A similar opening date is set for Tomball-based TOMAGWA HealthCare Ministries’ new Magnolia satellite location, which currently shares space with the New Life Pregnancy Center at 218 Smith Road. Executive Director Judy Deyo said negotiations are underway for a 5,700-square-foot space in the Magnolia Landmark Building.
Addressing the need
Based on 2010 U.S. Census information, Montgomery County estimates about 54,000 individuals within a 12-mile radius around Magnolia will be eligible to use the public health clinic, which will be open 12 hours every day, Ducharme said. Although it is a Montgomery County initiative, she said, out-of-county residents will not be turned away.
The clinic will accept both walk-in patients as well as appointments, and it will serve individuals with health insurance as well as the uninsured. It will offer a general practitioner and various specialists who will rotate their schedules. Other services include X-rays, certain lab work on-site and referrals to area specialists if necessary.
“Our clinic in East County is widely popular,” she said. “The [hours] help so people can make appointments at more times, and we can make sure to serve more clients that way.”
Although an official timeline is undetermined for TOMAGWA’s new Magnolia center, Deyo estimated an opening date in the first quarter of 2013.
Right now, TOMAGWA’s Magnolia satellite sees patients only on Monday mornings because of staff constraints.

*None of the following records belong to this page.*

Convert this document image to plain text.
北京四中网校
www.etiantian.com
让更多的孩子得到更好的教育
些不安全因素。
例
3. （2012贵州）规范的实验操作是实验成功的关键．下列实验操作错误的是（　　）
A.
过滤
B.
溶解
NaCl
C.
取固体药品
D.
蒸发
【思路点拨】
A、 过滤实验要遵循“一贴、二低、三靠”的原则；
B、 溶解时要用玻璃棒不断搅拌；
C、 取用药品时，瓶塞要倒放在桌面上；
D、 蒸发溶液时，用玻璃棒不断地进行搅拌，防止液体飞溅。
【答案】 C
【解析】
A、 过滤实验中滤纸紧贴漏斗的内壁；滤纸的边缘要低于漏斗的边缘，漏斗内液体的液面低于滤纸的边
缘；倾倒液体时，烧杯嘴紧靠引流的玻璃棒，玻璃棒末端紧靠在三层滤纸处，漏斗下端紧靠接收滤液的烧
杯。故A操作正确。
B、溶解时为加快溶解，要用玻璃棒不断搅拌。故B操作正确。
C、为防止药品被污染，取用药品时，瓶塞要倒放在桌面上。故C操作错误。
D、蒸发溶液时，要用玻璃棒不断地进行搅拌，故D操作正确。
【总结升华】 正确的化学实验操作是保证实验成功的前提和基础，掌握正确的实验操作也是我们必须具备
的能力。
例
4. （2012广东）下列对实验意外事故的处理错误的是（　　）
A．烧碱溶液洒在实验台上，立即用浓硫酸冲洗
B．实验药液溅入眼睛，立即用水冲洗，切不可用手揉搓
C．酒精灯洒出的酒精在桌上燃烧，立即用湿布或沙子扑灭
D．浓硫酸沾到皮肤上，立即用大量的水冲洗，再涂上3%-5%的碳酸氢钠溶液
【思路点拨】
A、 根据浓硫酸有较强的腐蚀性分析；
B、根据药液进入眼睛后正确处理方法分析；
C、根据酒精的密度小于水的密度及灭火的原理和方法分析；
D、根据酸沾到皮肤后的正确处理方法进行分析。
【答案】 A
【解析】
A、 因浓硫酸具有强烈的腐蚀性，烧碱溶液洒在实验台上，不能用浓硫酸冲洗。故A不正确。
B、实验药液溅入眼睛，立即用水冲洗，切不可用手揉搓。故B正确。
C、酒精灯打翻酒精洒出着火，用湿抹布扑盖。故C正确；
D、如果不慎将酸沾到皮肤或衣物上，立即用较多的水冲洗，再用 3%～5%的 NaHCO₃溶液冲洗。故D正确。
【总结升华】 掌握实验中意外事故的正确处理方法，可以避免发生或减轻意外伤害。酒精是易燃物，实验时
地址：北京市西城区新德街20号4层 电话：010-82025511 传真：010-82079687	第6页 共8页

Deyo said with the new office TOMAGWA would hire a full-time nurse practitioner and supporting staff. It will offer services similar to the Tomball location, such as basic, acute and chronic care, but excluding an on-site lab and full pharmacy.

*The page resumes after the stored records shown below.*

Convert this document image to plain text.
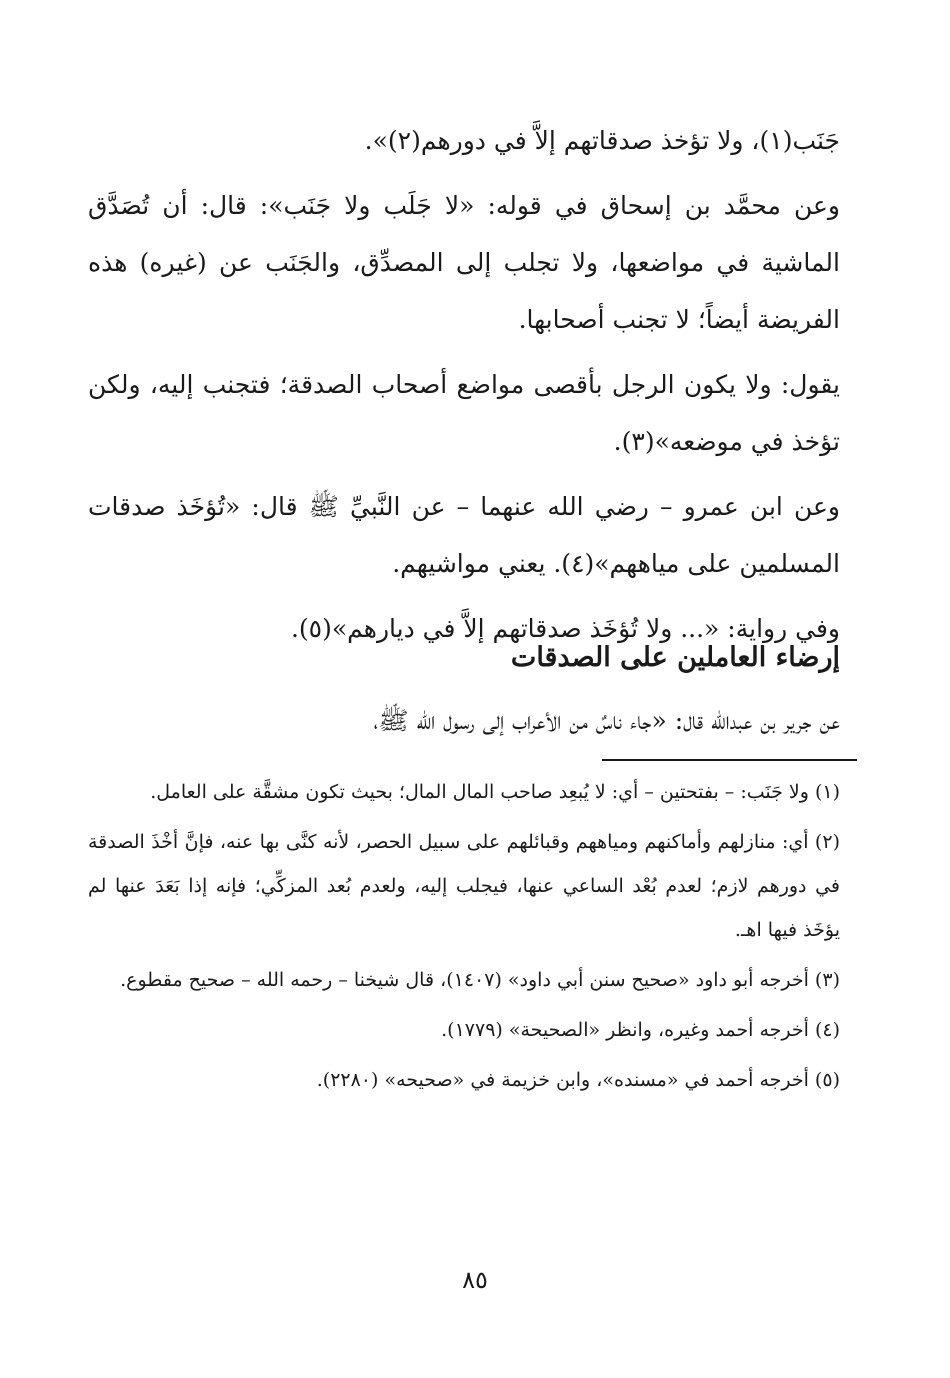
جَنَب(١)، ولا تؤخذ صدقاتهم إلاَّ في دورهم(٢)».

وعن محمَّد بن إسحاق في قوله: «لا جَلَب ولا جَنَب»: قال: أن تُصَدَّق الماشية في مواضعها، ولا تجلب إلى المصدِّق، والجَنَب عن (غيره) هذه الفريضة أيضاً؛ لا تجنب أصحابها.

يقول: ولا يكون الرجل بأقصى مواضع أصحاب الصدقة؛ فتجنب إليه، ولكن تؤخذ في موضعه»(٣).

وعن ابن عمرو – رضي الله عنهما – عن النَّبيِّ ﷺ قال: «تُؤخَذ صدقات المسلمين على مياههم»(٤). يعني مواشيهم.

وفي رواية: «... ولا تُؤخَذ صدقاتهم إلاَّ في ديارهم»(٥).

إرضاء العاملين على الصدقات

عن جرير بن عبدالله قال: «جاء ناسٌ من الأعراب إلى رسول الله ﷺ،

(١) ولا جَنَب: – بفتحتين – أي: لا يُبعِد صاحب المال المال؛ بحيث تكون مشقَّة على العامل.

(٢) أي: منازلهم وأماكنهم ومياههم وقبائلهم على سبيل الحصر، لأنه كنَّى بها عنه، فإنَّ أخْذَ الصدقة في دورهم لازم؛ لعدم بُعْد الساعي عنها، فيجلب إليه، ولعدم بُعد المزكِّي؛ فإنه إذا بَعَدَ عنها لم يؤخَذ فيها اهـ.

(٣) أخرجه أبو داود «صحيح سنن أبي داود» (١٤٠٧)، قال شيخنا – رحمه الله – صحيح مقطوع.

(٤) أخرجه أحمد وغيره، وانظر «الصحيحة» (١٧٧٩).

(٥) أخرجه أحمد في «مسنده»، وابن خزيمة في «صحيحه» (٢٢٨٠).

٨٥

Because TOMAGWA does not accept government funding, it relies on grants, donations and volunteers, and Deyo said the clinic urgently needs more of the latter two. Volunteers are used as patient greeters–receptionists–and help garner community support.

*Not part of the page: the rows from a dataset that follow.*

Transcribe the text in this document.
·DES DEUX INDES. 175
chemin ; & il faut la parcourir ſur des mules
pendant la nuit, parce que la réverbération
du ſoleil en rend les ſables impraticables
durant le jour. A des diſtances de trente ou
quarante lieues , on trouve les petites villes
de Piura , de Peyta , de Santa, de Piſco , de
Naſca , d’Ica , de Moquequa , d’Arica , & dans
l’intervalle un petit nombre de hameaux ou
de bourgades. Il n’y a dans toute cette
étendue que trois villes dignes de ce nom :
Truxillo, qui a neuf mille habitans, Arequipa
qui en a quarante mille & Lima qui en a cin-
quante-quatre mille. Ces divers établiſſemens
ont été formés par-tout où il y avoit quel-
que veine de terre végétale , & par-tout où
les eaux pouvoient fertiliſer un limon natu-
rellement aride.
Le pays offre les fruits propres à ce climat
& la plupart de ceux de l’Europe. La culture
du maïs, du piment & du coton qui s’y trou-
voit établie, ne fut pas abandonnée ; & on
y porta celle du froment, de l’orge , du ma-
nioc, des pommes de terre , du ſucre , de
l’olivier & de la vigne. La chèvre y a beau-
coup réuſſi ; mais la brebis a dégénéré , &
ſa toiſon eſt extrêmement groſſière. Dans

“We want to be a five-day per week clinic and are looking to open with even late evening hours or later in the morning to accommodate for more people,” she said. “We’ll wait to see what the need is, but would like to offer extra hours for people who work.”
Aid for veterans
Also opening in 2013 is the new Tomball Veterans Administration outpatient clinic, set to debut in July. The Houston VA hired Nabholz Construction Services to begin renovating the former Klein Super Market building at 1200 W. Main St. in September, and the final outcome will be a 30,000-square-foot outpatient clinic.
It will provide veterans with primary health care, mental health care, women’s specialty care, phlebotomy, X-ray, telemedicine, teleretinal imaging, optometry and audiology services.
“We want to make sure that health care is easily accessible,” said Bobbi Gruner, communications director with the Houston VA. “Instead of forcing veterans to drive into the Houston area, we’re trying to bring health care closer to them.”
Gruner said Tomball was chosen because research and census data indicated a need, and she projects about 8,000 veterans will be served in its first year.
Only veterans with an honorable discharge are eligible for service, she said, and it will accept walk-in patients as well as appointments.
On the wish list
Although the uninsured and low-income area population continues to see increased resources and clinics available to them, city leaders are concerned there is another population segment being neglected.
At a Sept. 14 meeting between City of Magnolia officials and local realtors and developers, a local emergency center was named as a top priority. Although Tomball Regional Medical Center owns land in Magnolia, marketing director Abbey Lee said there has been no discussion of development.
“Yes, we are appreciative of the services [these clinics] will provide but there is a sector of the public they serve, and I don’t know if any serve the need of middle-class, insured individuals who predominately live in our area,” Mayor Todd Kana said.
A number of family practitioners and other medical professionals are available to such individuals in the community, Kana said, but the absence of a 24-hour medical center not only inconveniences residents who have to drive to The Woodlands or Tomball, but also hinders the city’s ability to attract businesses and homeowners. With no recent discussions between the city and area hospitals, it is uncertain when such a facility would be constructed.